Having learned that frightening his audiences was a way to establish his career, Harold Lloyd planned the above film after two others he'd made based on height-driven terror, Look Out Below and High and Dizzy. Hal Roach and Lloyd had discovered that filming above the "Hill Street Tunnel" gave a long high shot of Los Angeles that made people on flattened 2D film look high in the air. These two, plus Safety Last, were the best known of Lloyd's "Thrill Comedies." The spectacular physical peril of the featured film succeeded in scaring the bejeezus out of audiences, making it a hugely popular picture of the time and a classic even now.

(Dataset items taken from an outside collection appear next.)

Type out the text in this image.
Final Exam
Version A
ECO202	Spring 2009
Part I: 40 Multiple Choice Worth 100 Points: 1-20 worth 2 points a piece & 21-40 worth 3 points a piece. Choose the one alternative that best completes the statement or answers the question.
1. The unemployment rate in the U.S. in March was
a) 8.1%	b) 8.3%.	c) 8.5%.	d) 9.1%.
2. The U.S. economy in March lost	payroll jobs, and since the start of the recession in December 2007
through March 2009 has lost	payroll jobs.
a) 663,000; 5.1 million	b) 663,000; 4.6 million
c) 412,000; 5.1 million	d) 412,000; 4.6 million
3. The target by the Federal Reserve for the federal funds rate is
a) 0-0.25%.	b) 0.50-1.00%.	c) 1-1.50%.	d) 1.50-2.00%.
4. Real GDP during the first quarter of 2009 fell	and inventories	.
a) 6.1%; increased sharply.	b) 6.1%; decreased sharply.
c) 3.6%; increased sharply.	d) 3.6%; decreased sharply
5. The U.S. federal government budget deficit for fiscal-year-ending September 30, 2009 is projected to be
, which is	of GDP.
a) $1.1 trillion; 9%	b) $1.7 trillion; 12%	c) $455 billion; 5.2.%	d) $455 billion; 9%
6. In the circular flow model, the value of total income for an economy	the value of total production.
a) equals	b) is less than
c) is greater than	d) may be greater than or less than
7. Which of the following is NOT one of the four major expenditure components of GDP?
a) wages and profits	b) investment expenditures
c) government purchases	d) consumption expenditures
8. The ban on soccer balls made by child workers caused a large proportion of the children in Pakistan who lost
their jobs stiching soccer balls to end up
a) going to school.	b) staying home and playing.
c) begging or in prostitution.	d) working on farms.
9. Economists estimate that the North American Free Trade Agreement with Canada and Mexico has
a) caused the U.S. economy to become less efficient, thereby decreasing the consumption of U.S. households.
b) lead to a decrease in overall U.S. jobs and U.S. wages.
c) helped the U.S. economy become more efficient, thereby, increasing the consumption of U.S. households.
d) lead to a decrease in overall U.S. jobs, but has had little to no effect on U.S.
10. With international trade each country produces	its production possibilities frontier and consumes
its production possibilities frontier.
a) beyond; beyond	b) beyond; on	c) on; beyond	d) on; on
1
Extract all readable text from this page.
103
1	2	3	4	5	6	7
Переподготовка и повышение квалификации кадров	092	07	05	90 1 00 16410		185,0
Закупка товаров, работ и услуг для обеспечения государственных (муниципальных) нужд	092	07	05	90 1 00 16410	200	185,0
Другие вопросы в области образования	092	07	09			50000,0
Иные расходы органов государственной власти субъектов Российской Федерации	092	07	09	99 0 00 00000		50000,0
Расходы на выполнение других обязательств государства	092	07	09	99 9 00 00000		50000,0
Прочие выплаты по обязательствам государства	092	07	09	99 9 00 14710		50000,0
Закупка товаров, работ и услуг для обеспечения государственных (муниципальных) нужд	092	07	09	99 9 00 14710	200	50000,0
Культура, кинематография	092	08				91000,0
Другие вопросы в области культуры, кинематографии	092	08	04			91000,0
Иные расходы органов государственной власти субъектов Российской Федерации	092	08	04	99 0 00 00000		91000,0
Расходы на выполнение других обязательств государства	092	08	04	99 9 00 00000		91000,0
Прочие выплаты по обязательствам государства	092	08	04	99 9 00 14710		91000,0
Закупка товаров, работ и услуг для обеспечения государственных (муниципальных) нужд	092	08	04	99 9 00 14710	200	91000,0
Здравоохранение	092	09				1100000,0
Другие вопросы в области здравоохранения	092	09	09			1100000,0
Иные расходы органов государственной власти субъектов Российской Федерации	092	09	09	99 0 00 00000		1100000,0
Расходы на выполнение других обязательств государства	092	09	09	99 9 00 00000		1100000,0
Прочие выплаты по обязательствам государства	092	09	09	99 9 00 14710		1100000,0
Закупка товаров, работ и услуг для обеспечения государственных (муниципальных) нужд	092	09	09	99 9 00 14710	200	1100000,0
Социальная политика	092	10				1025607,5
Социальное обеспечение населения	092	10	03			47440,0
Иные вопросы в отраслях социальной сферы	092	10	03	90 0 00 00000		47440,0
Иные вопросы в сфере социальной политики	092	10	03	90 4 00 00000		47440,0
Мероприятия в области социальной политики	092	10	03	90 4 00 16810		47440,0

Judging by today's standards, some of the film is tedious in places, especially the repeated gag that compels Lloyd's character to climb the outside while covering for the expert that was engaged to do it. Bits and pieces look cliched now because they've been stolen repeatedly over the last 103 years, if not directly then reworked into other concepts and such until the original suffers from having been filmed so early in film history. Later films would use the combination between stunts and stories to seize audience's imagination and sense of thrill, thus setting the stage for the action films that would not match the scope of this, really, for another 40 years. The conceptual concept of using an existing physical happenstance, the bridge over the city, to make it seem like a huge budget was spent, proved a curtailing restriction on Hollywood until the invention of the "car chase," which ballooned into extravagance in the 1960s. In large part, films of the 30s through the 50s couldn't do what Lloyd did because there was no way to add sound to the format. Safety Last works because it's a silent picture. Talkies could not do this. Lloyd didn't have to account for Los Angeles acoustically, like a film made 10 years later would have had to.